Hinweis: Sollte das Gericht zum Schluss gelangen, dass der Beschuldigte lediglich wegen vollendeter sexueller Nötigung schuldig zu sprechen ist, so ist das Verschulden bzgl. der versuchten sexuellen Nötigung im Rahmen der Strafzumessung zu berücksichtigen.

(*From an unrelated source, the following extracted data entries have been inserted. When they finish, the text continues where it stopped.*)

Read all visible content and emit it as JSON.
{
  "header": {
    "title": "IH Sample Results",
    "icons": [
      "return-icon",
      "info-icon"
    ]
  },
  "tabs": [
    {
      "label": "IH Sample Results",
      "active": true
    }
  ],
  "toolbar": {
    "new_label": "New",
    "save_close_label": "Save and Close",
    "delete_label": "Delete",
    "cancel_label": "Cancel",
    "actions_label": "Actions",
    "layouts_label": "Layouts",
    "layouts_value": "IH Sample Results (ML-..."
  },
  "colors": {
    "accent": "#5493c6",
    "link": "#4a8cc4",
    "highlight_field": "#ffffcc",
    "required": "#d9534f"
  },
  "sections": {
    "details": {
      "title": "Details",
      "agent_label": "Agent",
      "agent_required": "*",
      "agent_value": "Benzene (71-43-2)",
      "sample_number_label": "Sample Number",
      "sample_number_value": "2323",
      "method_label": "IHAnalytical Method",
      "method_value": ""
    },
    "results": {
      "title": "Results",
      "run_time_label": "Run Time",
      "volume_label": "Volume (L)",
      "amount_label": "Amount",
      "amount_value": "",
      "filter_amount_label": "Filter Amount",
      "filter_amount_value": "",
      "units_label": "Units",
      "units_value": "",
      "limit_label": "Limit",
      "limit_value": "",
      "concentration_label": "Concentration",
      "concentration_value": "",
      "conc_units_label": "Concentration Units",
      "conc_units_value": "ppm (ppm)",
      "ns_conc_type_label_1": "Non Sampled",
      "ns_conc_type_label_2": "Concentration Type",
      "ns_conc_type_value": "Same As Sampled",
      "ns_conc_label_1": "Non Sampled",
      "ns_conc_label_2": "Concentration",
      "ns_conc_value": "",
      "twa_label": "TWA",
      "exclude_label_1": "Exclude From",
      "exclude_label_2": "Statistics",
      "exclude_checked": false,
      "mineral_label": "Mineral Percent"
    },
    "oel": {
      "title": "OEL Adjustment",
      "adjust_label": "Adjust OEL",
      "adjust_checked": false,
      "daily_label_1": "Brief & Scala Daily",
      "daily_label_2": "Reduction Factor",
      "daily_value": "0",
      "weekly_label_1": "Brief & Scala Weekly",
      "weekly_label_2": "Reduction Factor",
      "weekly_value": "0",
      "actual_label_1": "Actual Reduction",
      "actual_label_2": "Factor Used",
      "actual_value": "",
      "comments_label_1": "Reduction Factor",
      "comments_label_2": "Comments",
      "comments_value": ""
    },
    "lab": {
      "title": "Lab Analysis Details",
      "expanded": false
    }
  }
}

A2 Mehrfache Beschimpfung (Art. 177 Abs. 1 StGB) begangen am 23. September 2021, ca. um 19:20 Uhr, in [Ort], [Adresse], [Alters- und Pflegeheim], zum Nachteil von C.___, indem der Beschuldigte, nachdem er von der Geschädigten abliess (s. Ziff. 1.1.), sie vorsätzlich als „Psychopath" und „Schlampe" bezeichnete und ihr sagte, ,,du nimmst sonst alles in den Mund" und sie dadurch in ihrer Ehre angriff.
A3 Drohung (Art. 180 Abs. 1 StGB) begangen am 23. September 2021, ca. um 19:20 Uhr, in [Ort], [Adresse], [Alters- und Pflegeheim], zum Nachteil von C.___, indem der Beschuldigte, nachdem er von der Geschädigten abliess (s. Ziff. 1.1.), vorsätzlich mit den Worten „Wehe du sagst jemandem etwas, dann werde ich dich vernichten" drohte, wodurch die Geschädigte in Angst und Schrecken versetzt wurde.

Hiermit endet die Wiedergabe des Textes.